The High and True Standard of God and His Kingdom is now developed by Jesus.  Rather than listening to the phony teachers of the Law, the guardians of the Law who twisted Truth for their selfish interests, Jesus now lays out what standards are in harmony with a correct understanding of the Old Testament. 

And the greatest sequel to this instruction, is that Jesus, in all he was and was to do, came not to set aside or annual the Law, but to fulfill it.  In this following section of six antitheses, Jesus places his own authority over the misinterpretations of the religious norm of His Day…’It is said, but I say…’ (Matthew 5:21, 27, 31, 33, 38 and 43).  Separating the counterfeit from the Real – beginning with the prohibition against Murder.

So far we have learned that the measureof God looks at the heart and not just outward actions.  The warning is against anger, and it is likened to murder!   In other words, anger is murder committed in the heart.  Now we move to worship and reconciliation.

Matthew 5:23-2623“Therefore, if you are offering your gift at the altar and there remember that your brother or sister has something against you, 24leave your gift there in front of the altar. First go and be reconciled to them; then come and offer your gift. 25“Settle matters quickly with your adversary who is taking you to court. Do it while you are still together on the way, or your adversary may hand you over to the judge, and the judge may hand you over to the officer, and you may be thrown into prison. 26Truly I tell you, you will not get out until you have paid the last penny.

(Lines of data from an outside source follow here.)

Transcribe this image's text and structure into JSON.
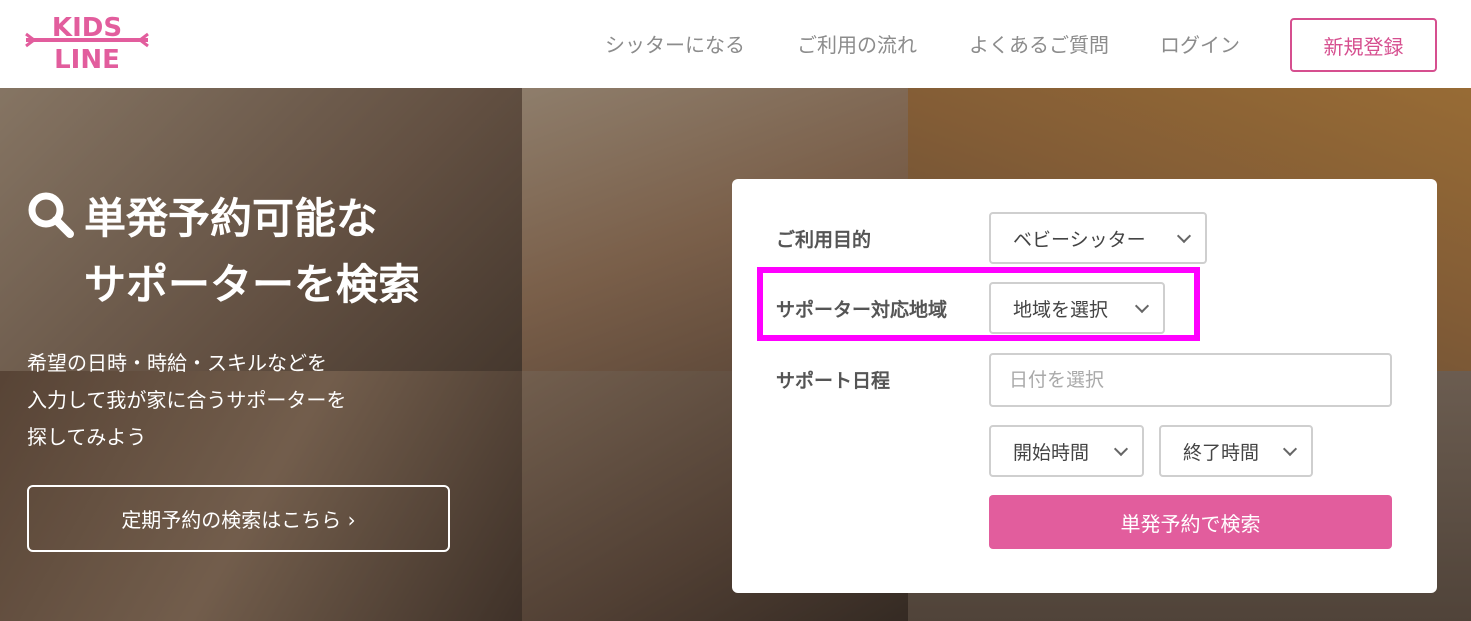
{
  "brand": {
    "logo_top": "KIDS",
    "logo_bottom": "LINE",
    "accent": "#d64f8f"
  },
  "nav": {
    "items": [
      "シッターになる",
      "ご利用の流れ",
      "よくあるご質問",
      "ログイン"
    ],
    "signup": "新規登録"
  },
  "hero": {
    "title_line1": "単発予約可能な",
    "title_line2": "サポーターを検索",
    "desc_line1": "希望の日時・時給・スキルなどを",
    "desc_line2": "入力して我が家に合うサポーターを",
    "desc_line3": "探してみよう",
    "regular_search": "定期予約の検索はこちら ›"
  },
  "form": {
    "purpose_label": "ご利用目的",
    "purpose_value": "ベビーシッター",
    "area_label": "サポーター対応地域",
    "area_value": "地域を選択",
    "schedule_label": "サポート日程",
    "date_placeholder": "日付を選択",
    "start_time": "開始時間",
    "end_time": "終了時間",
    "submit": "単発予約で検索"
  },
  "colors": {
    "primary_button": "#e25d9d",
    "highlight": "#ff00ff"
  }
}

1.  Person Reconciliation Goes BEFORE Worship of God – to the Extent Within our Control.  This standard of the quality of our worship and offerings to God is consistent with the Old Testament pattern, as early as rejecting Cain’s offering (Gen 4:5) and Saul’s condemnation of Samuel for the plundering the spoils of war over God’s prohibition (1 Sam 15:20-35).  The point, again, is the condition of the heart.  What we offer to God from the heart is more important than mere external ritual.  The question is when do we do this?  And the answer is NOW.  Stop your worship and go and reconcile with your brother.

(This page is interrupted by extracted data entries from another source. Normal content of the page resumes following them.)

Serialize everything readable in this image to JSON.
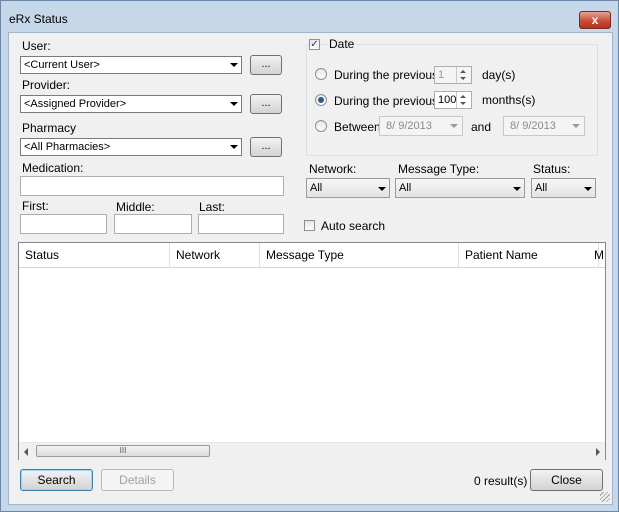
{
  "window": {
    "title": "eRx Status",
    "close_glyph": "x"
  },
  "filters": {
    "user_label": "User:",
    "user_value": "<Current User>",
    "provider_label": "Provider:",
    "provider_value": "<Assigned Provider>",
    "pharmacy_label": "Pharmacy",
    "pharmacy_value": "<All Pharmacies>",
    "browse_label": "...",
    "medication_label": "Medication:",
    "medication_value": "",
    "first_label": "First:",
    "middle_label": "Middle:",
    "last_label": "Last:"
  },
  "date": {
    "label": "Date",
    "checked": true,
    "previous_label": "During the previous",
    "days_value": "1",
    "days_unit": "day(s)",
    "months_value": "100",
    "months_unit": "months(s)",
    "between_label": "Between",
    "and_label": "and",
    "start_date": "8/ 9/2013",
    "end_date": "8/ 9/2013"
  },
  "dropdowns": {
    "network_label": "Network:",
    "network_value": "All",
    "message_type_label": "Message Type:",
    "message_type_value": "All",
    "status_label": "Status:",
    "status_value": "All"
  },
  "auto_search_label": "Auto search",
  "grid": {
    "columns": [
      "Status",
      "Network",
      "Message Type",
      "Patient Name",
      "M"
    ],
    "rows": [],
    "scroll_grip": "III"
  },
  "footer": {
    "search_label": "Search",
    "details_label": "Details",
    "result_count": "0 result(s)",
    "close_label": "Close"
  },
  "icons": [
    "close-icon",
    "dropdown-arrow-icon",
    "spin-up-icon",
    "spin-down-icon",
    "checkbox-check-icon",
    "radio-icon",
    "scroll-left-icon",
    "scroll-right-icon",
    "resize-grip-icon"
  ]
}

2.  But What if Reconciliation is Rejected?  Again, now this is out of the hands of the sincere pilgrim.  In this case, Jesus later on will talk about the stages of efforts by the church to confront sin, and progressively, the excluding of the non-repentant congregant from the assembly.  Matthew 18:15-20.  We do what we can to live at peace with all men, but in matters beyond our efforts and control, there are obvious limitations.  Keeping the reconciliation door open but moving on.  

3.  The Value of Settlement of a Dispute Verses Continuing a Dispute.  This principle is at the heart of much of my work as an attorney.  To continue a dispute opens up a person to unexpected or uncontrolled consequences.  In most cases – I settle 9 out of 10 of my cases – better a result that neither party is thrilled with, but settles the dispute, then continuing the battle for the sake of principle, for example.  This principle is important in our relationships with others, and again, measures issues of the heart more than external conduct.

I am reminded regularly of James’ admonition and instruction in the context of warning about the tongue and judgment on teachers – James 3:2.  We all stumble in many ways.  Do you see that?  None of us should ride the self-righteous horse in this parade.  The operative words are ALL and MANY.  James could have said SOME and OCCASIONAL ways, but he does not.  He catches all of us in our human condition, reminds us that we ALL have feet of clay, and as such, we are to tend our hearts before God and be gentle and peacemaking to those with whom we may have disputes. 

This is life changing stuff!  Don’t walk away from this.  It is strategic to your personal maturity.